Contribution Oral Presentation
Smart Policy Driven Data Management and Data Federations, enabled by the H2020 eXtreme DataCloud project.
In November 2017, the H2020 “eXtreme DataCloud” project will be launched, developing scalable technologies for federating storage resources and managing data in highly distributed computing environments. The project will last for 27 months and combines the expertise of 8 large European organizations. The targeted platforms are the current and next generation e-Infrastructures deployed in Europe, such as the European Open Science Cloud (EOSC), the European Grid Infrastructure (EGI), the Worldwide LHC Computing Grid (WLCG) and the computing infrastructures that will be funded by H2020 EINFRA-12 calls. One of the core activities within XDC is the policy-driven orchestration of federated and heterogeneous data management. The high-level objective of this work is the semi or fully automated placement of scientific data in the Exabyte region on the site (IaaS), as well as on the federated storage level. In the context of this Work Package, placement may either refer to the media the data is stored on, to guarantee a requested Quality of Service, or the geographical location, to move data as close to the compute facility as possible to overcome latency issues in geographically distributed infrastructures. The solutions will be based on already well established data management components as there are dCache, EOS, FTS and the INDIGO PaaS Orchestrator, Onedata and many more. The targeted scientific communities, represented within the project itself, are from a variety of domains, like astronomy (CTA), Photon Science (European X-FEL), High Energy Physics (LHC), Life Science (LifeWatch) and others. The work will cover “Data Lifecycle Management” and smart data placement on meta-data, including storage availability, network bandwidth and data access patterns. The inevitable problem of network latency is planned to be tackled by smart caching mechanisms or, if time allows, using deep learning algorithms to avoid data transfers in the first place. Furthermore, data ingestion and data movement events, reported to the centralized INDIGO PaaS orchestration engine can trigger automated compute processes, starting from meta-data extraction tools to sophisticated workflows, e.g. to pre-analyze images from Photon Science or Astronomy detectors. This presentation will present the overall architecture of this activity inside the eXtreme DataCloud project and will elaborate on the work plan and expected outcome for the involved communities.
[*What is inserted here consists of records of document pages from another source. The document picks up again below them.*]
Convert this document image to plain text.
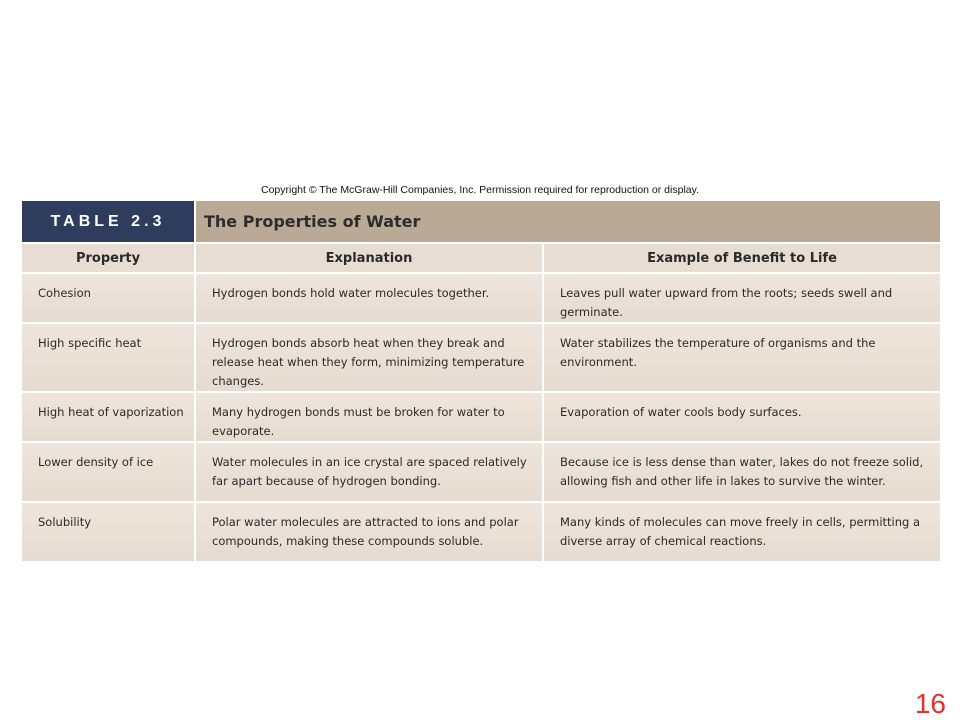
Copyright © The McGraw-Hill Companies, Inc. Permission required for reproduction or display.
TABLE 2.3	The Properties of Water
Property	Explanation	Example of Benefit to Life
Cohesion	Hydrogen bonds hold water molecules together.	Leaves pull water upward from the roots; seeds swell and germinate.
High specific heat	Hydrogen bonds absorb heat when they break and release heat when they form, minimizing temperature changes.	Water stabilizes the temperature of organisms and the environment.
High heat of vaporization	Many hydrogen bonds must be broken for water to evaporate.	Evaporation of water cools body surfaces.
Lower density of ice	Water molecules in an ice crystal are spaced relatively far apart because of hydrogen bonding.	Because ice is less dense than water, lakes do not freeze solid, allowing fish and other life in lakes to survive the winter.
Solubility	Polar water molecules are attracted to ions and polar compounds, making these compounds soluble.	Many kinds of molecules can move freely in cells, permitting a diverse array of chemical reactions.
16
The core activity within the newly created H2020 project “eXtreme DataCloud” will be the policy-driven orchestration of federated data management for data intensive sciences like High Energy Physics, Astronomy, Photon and Life Science. Well known experts in this field will work on combining already established data management and orchestration tools to provide a highly scalable solution supporting the computing models the entire European Scientific Landscape. The work will cover “Data Lifecycle Management” as well as smart data placement based on domain specific and technical meta-data, including storage availability, network bandwidth and data access patterns. Mechanisms will be but in place to trigger computational resources based on data ingestion and data movements. This presentation will present the first architecture of this endeavor.